Verso le 9 del mattino successivo la signora Yaneang tornò a casa del sospettato e chiese di nuovo i suoi soldi.

La signora Sophal ha preso un grosso bastone e ha colpito la vittima sul collo prima di strangolarla a morte dopo che lei era caduta in stato di incoscienza.

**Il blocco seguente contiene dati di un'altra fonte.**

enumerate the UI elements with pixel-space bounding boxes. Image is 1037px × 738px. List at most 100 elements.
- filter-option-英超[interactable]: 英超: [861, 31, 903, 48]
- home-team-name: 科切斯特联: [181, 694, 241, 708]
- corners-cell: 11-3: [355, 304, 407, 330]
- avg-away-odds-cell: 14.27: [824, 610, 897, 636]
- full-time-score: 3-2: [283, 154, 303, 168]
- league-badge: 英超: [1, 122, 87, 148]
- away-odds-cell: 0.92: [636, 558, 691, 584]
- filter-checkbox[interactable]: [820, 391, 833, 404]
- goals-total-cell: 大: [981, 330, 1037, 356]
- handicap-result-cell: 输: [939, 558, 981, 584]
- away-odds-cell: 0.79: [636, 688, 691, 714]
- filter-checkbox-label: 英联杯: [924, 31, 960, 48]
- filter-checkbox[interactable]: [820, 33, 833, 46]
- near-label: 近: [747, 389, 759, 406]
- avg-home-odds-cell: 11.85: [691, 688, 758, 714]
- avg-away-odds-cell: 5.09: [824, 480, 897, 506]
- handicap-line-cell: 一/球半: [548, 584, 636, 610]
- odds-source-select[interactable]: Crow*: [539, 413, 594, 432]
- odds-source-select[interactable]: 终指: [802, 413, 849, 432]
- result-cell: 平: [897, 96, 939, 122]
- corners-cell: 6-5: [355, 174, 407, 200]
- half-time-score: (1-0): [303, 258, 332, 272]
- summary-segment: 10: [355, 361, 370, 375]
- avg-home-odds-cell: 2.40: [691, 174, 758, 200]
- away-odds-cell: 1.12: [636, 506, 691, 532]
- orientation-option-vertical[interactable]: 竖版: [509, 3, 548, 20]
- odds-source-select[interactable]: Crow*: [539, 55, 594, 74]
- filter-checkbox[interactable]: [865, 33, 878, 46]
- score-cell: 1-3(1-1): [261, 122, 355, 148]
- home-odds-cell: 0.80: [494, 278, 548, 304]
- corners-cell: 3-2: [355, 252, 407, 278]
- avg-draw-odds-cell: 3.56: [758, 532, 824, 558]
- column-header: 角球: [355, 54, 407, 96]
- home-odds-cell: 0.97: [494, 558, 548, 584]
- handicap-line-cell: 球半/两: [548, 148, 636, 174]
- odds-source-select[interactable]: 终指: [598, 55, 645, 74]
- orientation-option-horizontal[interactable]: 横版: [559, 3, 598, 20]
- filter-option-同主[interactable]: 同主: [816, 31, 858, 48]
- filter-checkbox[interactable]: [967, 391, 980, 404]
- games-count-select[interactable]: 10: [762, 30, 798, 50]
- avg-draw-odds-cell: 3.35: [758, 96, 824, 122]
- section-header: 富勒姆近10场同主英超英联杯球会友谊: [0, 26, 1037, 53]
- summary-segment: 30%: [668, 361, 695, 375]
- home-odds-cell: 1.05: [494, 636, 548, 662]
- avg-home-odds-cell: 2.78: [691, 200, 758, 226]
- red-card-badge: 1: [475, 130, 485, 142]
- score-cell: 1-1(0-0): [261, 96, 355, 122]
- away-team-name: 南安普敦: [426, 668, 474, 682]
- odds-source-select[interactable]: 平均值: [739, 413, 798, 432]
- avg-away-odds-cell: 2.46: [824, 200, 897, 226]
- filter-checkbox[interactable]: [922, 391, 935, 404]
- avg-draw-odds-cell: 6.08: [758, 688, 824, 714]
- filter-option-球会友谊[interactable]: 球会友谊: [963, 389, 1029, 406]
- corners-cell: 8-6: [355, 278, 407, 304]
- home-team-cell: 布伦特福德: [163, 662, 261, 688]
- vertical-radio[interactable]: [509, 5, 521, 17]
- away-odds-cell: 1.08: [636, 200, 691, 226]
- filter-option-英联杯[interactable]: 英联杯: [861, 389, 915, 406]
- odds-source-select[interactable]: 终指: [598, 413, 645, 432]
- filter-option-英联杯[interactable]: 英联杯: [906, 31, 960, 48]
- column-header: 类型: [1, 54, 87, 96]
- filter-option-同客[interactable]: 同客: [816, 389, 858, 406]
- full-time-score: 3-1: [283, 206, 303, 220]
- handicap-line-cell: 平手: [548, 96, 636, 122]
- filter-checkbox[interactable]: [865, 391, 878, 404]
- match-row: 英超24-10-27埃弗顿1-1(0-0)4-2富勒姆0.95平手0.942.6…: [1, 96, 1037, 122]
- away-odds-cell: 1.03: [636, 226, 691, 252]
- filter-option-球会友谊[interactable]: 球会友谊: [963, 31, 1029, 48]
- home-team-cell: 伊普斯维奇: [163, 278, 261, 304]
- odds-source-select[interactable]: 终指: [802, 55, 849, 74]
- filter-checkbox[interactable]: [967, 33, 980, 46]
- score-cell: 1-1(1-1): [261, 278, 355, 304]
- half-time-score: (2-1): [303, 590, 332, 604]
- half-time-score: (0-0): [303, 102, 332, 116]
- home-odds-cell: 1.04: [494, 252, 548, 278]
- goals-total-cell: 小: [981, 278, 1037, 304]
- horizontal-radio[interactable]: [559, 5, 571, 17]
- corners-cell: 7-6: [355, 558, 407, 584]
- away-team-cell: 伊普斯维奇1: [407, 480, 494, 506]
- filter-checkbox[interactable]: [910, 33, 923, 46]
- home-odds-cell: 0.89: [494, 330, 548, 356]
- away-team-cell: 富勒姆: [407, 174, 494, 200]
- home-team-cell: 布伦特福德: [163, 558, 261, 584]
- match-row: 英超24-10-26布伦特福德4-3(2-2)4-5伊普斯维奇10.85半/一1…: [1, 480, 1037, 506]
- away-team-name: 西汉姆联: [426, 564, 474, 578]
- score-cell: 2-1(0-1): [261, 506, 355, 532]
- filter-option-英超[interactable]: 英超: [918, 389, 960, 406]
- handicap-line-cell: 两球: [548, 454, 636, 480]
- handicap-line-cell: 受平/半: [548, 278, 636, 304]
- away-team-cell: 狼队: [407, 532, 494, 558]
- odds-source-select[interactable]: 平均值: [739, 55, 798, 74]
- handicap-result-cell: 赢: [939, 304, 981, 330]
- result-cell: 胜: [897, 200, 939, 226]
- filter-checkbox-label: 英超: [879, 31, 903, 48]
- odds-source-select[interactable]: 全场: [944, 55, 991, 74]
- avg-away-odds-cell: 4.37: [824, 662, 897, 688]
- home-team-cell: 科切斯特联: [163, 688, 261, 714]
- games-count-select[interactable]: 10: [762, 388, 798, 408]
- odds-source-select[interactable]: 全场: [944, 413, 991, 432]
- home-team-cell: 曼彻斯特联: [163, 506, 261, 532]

Poi ha tagliato il corpo a pezzi più piccoli, li ha messi in sacchi della spazzatura e li ha gettati nel fiume di fronte al palazzo reale.
Quando sua madre non è tornata a casa, la figlia della signora Yaneang, Pich Sievmey, 17 anni, ha avvertito la polizia militare del distretto di Daun Penh.

Verso le 10 di domenica, un passante vide la gamba e la mano di una persona fluttuare nel fiume e avvisò la polizia.

La polizia sospettava che le parti potessero essere state della vittima e che verso le 20:00 di lunedì è andato ad arrestare la sig.ra Sophal per essere interrogata.

“Dopo il suo arresto e durante gli interrogatori, il sospettato ha ammesso di aver commesso il crimine”, ha detto Maj Savuth. “Ha confessato che ha ucciso la vittima perché le doveva dei soldi da diversi mesi e non poteva ripagarla.”

“Ha confessato che in un primo momento ha colpito la signora Yaneang sul collo con un grosso bastone prima di strangolarla e tagliare il corpo in pezzi”, ha aggiunto.

La sig.ra Sophal teneva le parti del corpo nella sua casa e andò a gettare i sacchi della spazzatura nel fiume più tardi quella notte.

Ha detto che il sospetto è stato accusato di omicidio premeditato e rischia la vita in carcere se condannato.

Finora la polizia ha recuperato solo una gamba e una mano e sta cercando al fiume altre parti del corpo.

“Ha confessato tutto ma dobbiamo ancora interrogarla e condurre ulteriori indagini”, ha detto. “Sarà inviata al tribunale municipale dopo aver completato le nostre ind

Lascia un commento

Il tuo indirizzo email non sarà pubblicato. I campi obbligatori sono contrassegnati *

Time limit is exhausted. Please reload CAPTCHA.